Abstract

Introduction: Hepatitis Delta Virus (HDV) infects those that are already infected with the Hepatitis B Virus (HBV), resulting in a serious infection that may damage hepatocytes. We present a patient that undergoes interferon therapy for chronic hepatitis delta infection with an emphasis on efficacy and side effects of treatment. Case Description/Methods: A 20 year old previously healthy African male presents with progressive fatigue. Bloodwork demonstrates elevated liver enzymes, thrombocytopenia, positive Hepatitis B surface antigen and core antibody, and is negative for hepatitis B e-antigen. HBV DNA levels are 30 IU/mL (reference range < 10 IU/mL). Six months later, liver enzymes remain elevated (AST 100 U/L, ALT 186 U/L). Liver biopsy confirms chronic hepatitis and moderate fibrosis with Metavir grade A3, stage F2, and is consistent with viral hepatitis infection. The biopsy also reveals schistosomiasis of the liver, for which the patient is treated with two series of Praziquantel 1800 mg, 3 times per day. Schistosomiasis resolve following treatment, yet liver enzymes remain elevated. Subsequent bloodwork is positive for HDV, with very high levels of HDV RNA at 14,000,000 IU/mL. The patient is started on tenofovir 300mg/day and peginterferon 180 mcg/week. This therapy is maintained for over 4 years, with side effects of headache and fatigue. Liver biopsy near end of treatment reveals mild portal inflammatory infiltrate composed predominantly of lymphocytes with scattered foci of lobular inflammation; Metavir grade 1, stage 0. Bloodwork at this time shows improvement in liver enzymes with AST 57 U/L and ALT 39 U/L. Patient stopped interferon due to side effects after four years of suppressive treatment.
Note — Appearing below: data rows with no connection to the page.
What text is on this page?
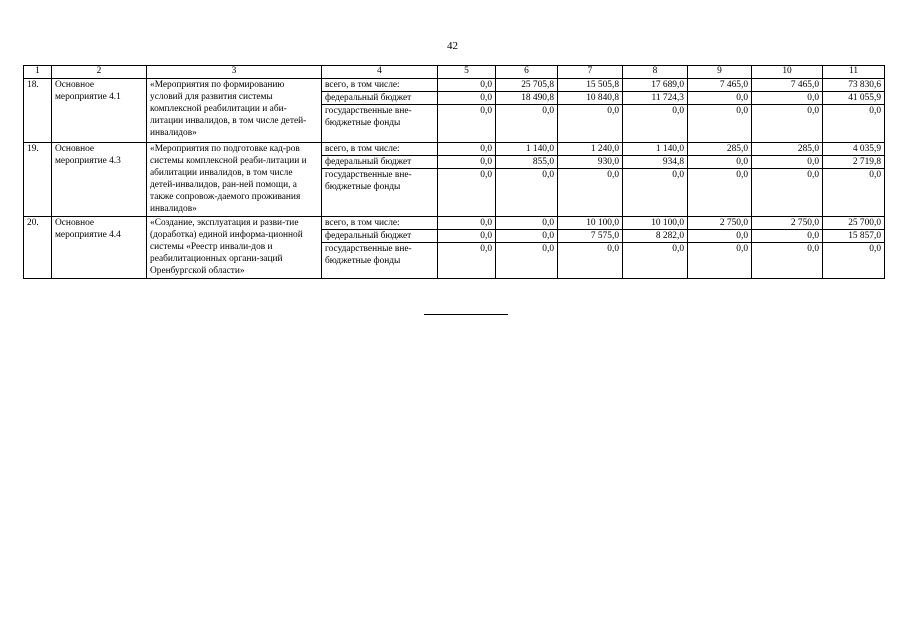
42
1	2	3	4	5	6	7	8	9	10	11
18.	Основное мероприятие 4.1	«Мероприятия по формированию условий для развития системы комплексной реабилитации и аби-литации инвалидов, в том числе детей-инвалидов»	всего, в том числе:	0,0	25 705,8	15 505,8	17 689,0	7 465,0	7 465,0	73 830,6
			федеральный бюджет	0,0	18 490,8	10 840,8	11 724,3	0,0	0,0	41 055,9
			государственные вне-бюджетные фонды	0,0	0,0	0,0	0,0	0,0	0,0	0,0
19.	Основное мероприятие 4.3	«Мероприятия по подготовке кад-ров системы комплексной реаби-литации и абилитации инвалидов, в том числе детей-инвалидов, ран-ней помощи, а также сопровож-даемого проживания инвалидов»	всего, в том числе:	0,0	1 140,0	1 240,0	1 140,0	285,0	285,0	4 035,9
			федеральный бюджет	0,0	855,0	930,0	934,8	0,0	0,0	2 719,8
			государственные вне-бюджетные фонды	0,0	0,0	0,0	0,0	0,0	0,0	0,0
20.	Основное мероприятие 4.4	«Создание, эксплуатация и разви-тие (доработка) единой информа-ционной системы «Реестр инвали-дов и реабилитационных органи-заций Оренбургской области»	всего, в том числе:	0,0	0,0	10 100,0	10 100,0	2 750,0	2 750,0	25 700,0
			федеральный бюджет	0,0	0,0	7 575,0	8 282,0	0,0	0,0	15 857,0
			государственные вне-бюджетные фонды	0,0	0,0	0,0	0,0	0,0	0,0	0,0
The most recent bloodwork shows HBV and HDV viral suppression via PCR, and negative Hepatitis B surface antigen. Liver surveillance via ultrasound reveals no evidence hepatocellular carcinoma during the duration of therapy. Discussion: Hepatitis delta virus (HDV) is a blood-borne virus that infects human hepatocytes. The replication of HDV depends upon a simultaneous infection with the Hepatitis B virus (HBV). Chronic HDV infections manifest as a rapidly progressing form of viral hepatitis, and can lead to cirrhosis with an increased risk of hepatocellular carcinoma. Currently, HDV has no approved treatment options from the United States Food and Drug Administration, and the only option for treatment is pegylated interferon-alpha.